France and Germany will propose changing EU treaties to improve governance of the eurozone, says French President Nicolas Sarkozy.

Mr Sarkozy spoke after meeting German Chancellor Angela Merkel and Italian Prime Minister Mario Monti in Strasbourg today, their first meeting since Mr Monti took over amid market panic over Italy's huge debts.

Mr Sarkozy said that the three are committed to saving the euro.

France had been reluctant to make any changes to eurozone governance via treaty changes, something Germany had supported.

But Mr Sarkozy said that France and Germany would present "propositions for the modification of treaties" in the coming days.

Mr Sarkozy appeared to temper his calls for the European Central Bank to play a bigger role in solving Europe's debt crisis.

He would not give details on what the treaty changes might be but said they would be ready in time for the next EU leaders summit on December 9.

Today's meeting came amid signs that even Germany and France - the eurozone's two biggest economies - are not immune from the crisis that's already seen three relatively small countries bailed out.

All three leaders said they would do what it takes to stabilise the situation and save the euro.

"We want the euro, we want a strong, stable euro ... we will do everything to defend it," Mrs Merkel said.

France has been reluctant to resort to changes to EU treaties to improve the way the eurozone countries work together and set policies and prevent future crises.

Germany had pushed for such changes, saying voluntary pledges by national governments are no longer enough to boost market confidence.

Mrs Merkel insisted that the proposed changes would "not deal with the European Central Bank", which she stressed was responsible for monetary, not fiscal, policy.

Mr Sarkozy did not push for a greater role at their closing press conference, while Mrs Merkel insisted on the bank's independence.

Many think the ECB is the only institution capable of calming frayed market nerves.

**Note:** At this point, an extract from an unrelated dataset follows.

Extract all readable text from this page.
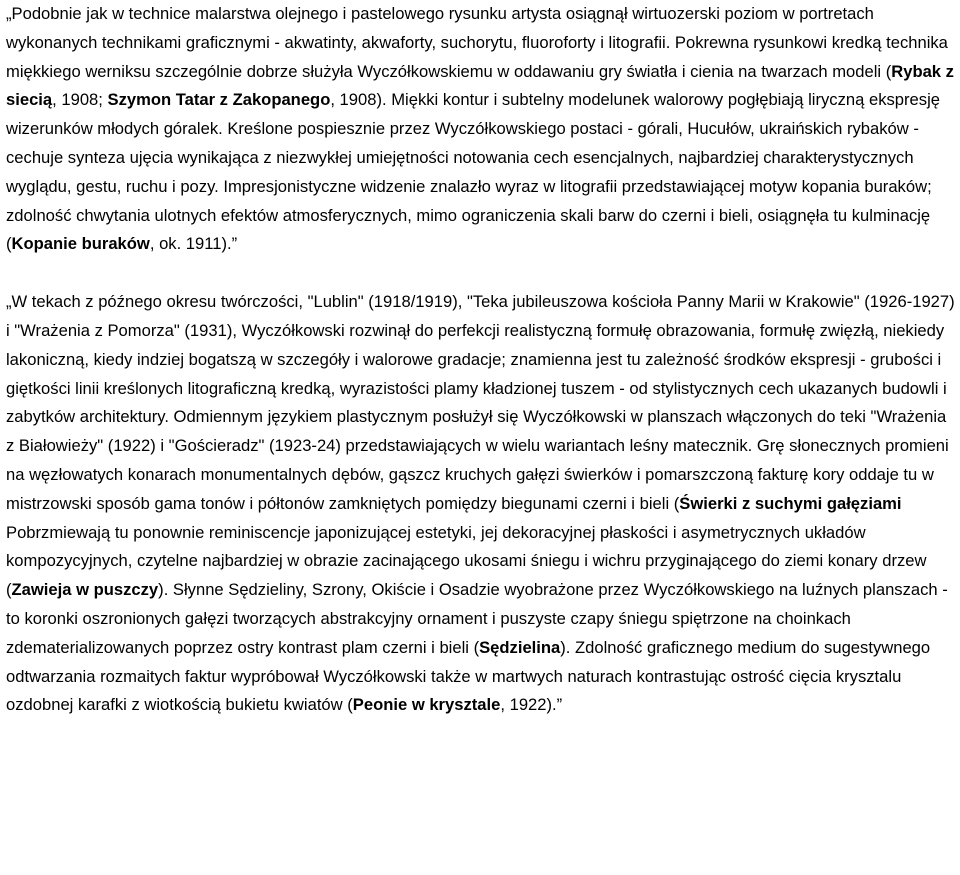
„Podobnie jak w technice malarstwa olejnego i pastelowego rysunku artysta osiągnął wirtuozerski poziom w portretach wykonanych technikami graficznymi - akwatinty, akwaforty, suchorytu, fluoroforty i litografii. Pokrewna rysunkowi kredką technika miękkiego werniksu szczególnie dobrze służyła Wyczółkowskiemu w oddawaniu gry światła i cienia na twarzach modeli (Rybak z siecią, 1908; Szymon Tatar z Zakopanego, 1908). Miękki kontur i subtelny modelunek walorowy pogłębiają liryczną ekspresję wizerunków młodych góralek. Kreślone pospiesznie przez Wyczółkowskiego postaci - górali, Hucułów, ukraińskich rybaków - cechuje synteza ujęcia wynikająca z niezwykłej umiejętności notowania cech esencjalnych, najbardziej charakterystycznych wyglądu, gestu, ruchu i pozy. Impresjonistyczne widzenie znalazło wyraz w litografii przedstawiającej motyw kopania buraków; zdolność chwytania ulotnych efektów atmosferycznych, mimo ograniczenia skali barw do czerni i bieli, osiągnęła tu kulminację (Kopanie buraków, ok. 1911).”

„W tekach z późnego okresu twórczości, "Lublin" (1918/1919), "Teka jubileuszowa kościoła Panny Marii w Krakowie" (1926-1927) i "Wrażenia z Pomorza" (1931), Wyczółkowski rozwinął do perfekcji realistyczną formułę obrazowania, formułę zwięzłą, niekiedy lakoniczną, kiedy indziej bogatszą w szczegóły i walorowe gradacje; znamienna jest tu zależność środków ekspresji - grubości i giętkości linii kreślonych litograficzną kredką, wyrazistości plamy kładzionej tuszem - od stylistycznych cech ukazanych budowli i zabytków architektury. Odmiennym językiem plastycznym posłużył się Wyczółkowski w planszach włączonych do teki "Wrażenia z Białowieży" (1922) i "Gościeradz" (1923-24) przedstawiających w wielu wariantach leśny matecznik. Grę słonecznych promieni na węzłowatych konarach monumentalnych dębów, gąszcz kruchych gałęzi świerków i pomarszczoną fakturę kory oddaje tu w mistrzowski sposób gama tonów i półtonów zamkniętych pomiędzy biegunami czerni i bieli (Świerki z suchymi gałęziami Pobrzmiewają tu ponownie reminiscencje japonizującej estetyki, jej dekoracyjnej płaskości i asymetrycznych układów kompozycyjnych, czytelne najbardziej w obrazie zacinającego ukosami śniegu i wichru przyginającego do ziemi konary drzew (Zawieja w puszczy). Słynne Sędzieliny, Szrony, Okiście i Osadzie wyobrażone przez Wyczółkowskiego na luźnych planszach - to koronki oszronionych gałęzi tworzących abstrakcyjny ornament i puszyste czapy śniegu spiętrzone na choinkach zdematerializowanych poprzez ostry kontrast plam czerni i bieli (Sędzielina). Zdolność graficznego medium do sugestywnego odtwarzania rozmaitych faktur wypróbował Wyczółkowski także w martwych naturach kontrastując ostrość cięcia krysztalu ozdobnej karafki z wiotkością bukietu kwiatów (Peonie w krysztale, 1922).”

Potentially, the ECB has unlimited financial firepower through its ability to print money. However, Germany finds the idea of monetising debts unappealing.

Mr Monti, meanwhile, reiterated his pledge to balance Italy's budget by 2013 though he sidestepped the question on whether achieving that aim would require more austerity measures, and if so, whether it risked triggering a recession in the eurozone's third largest economy.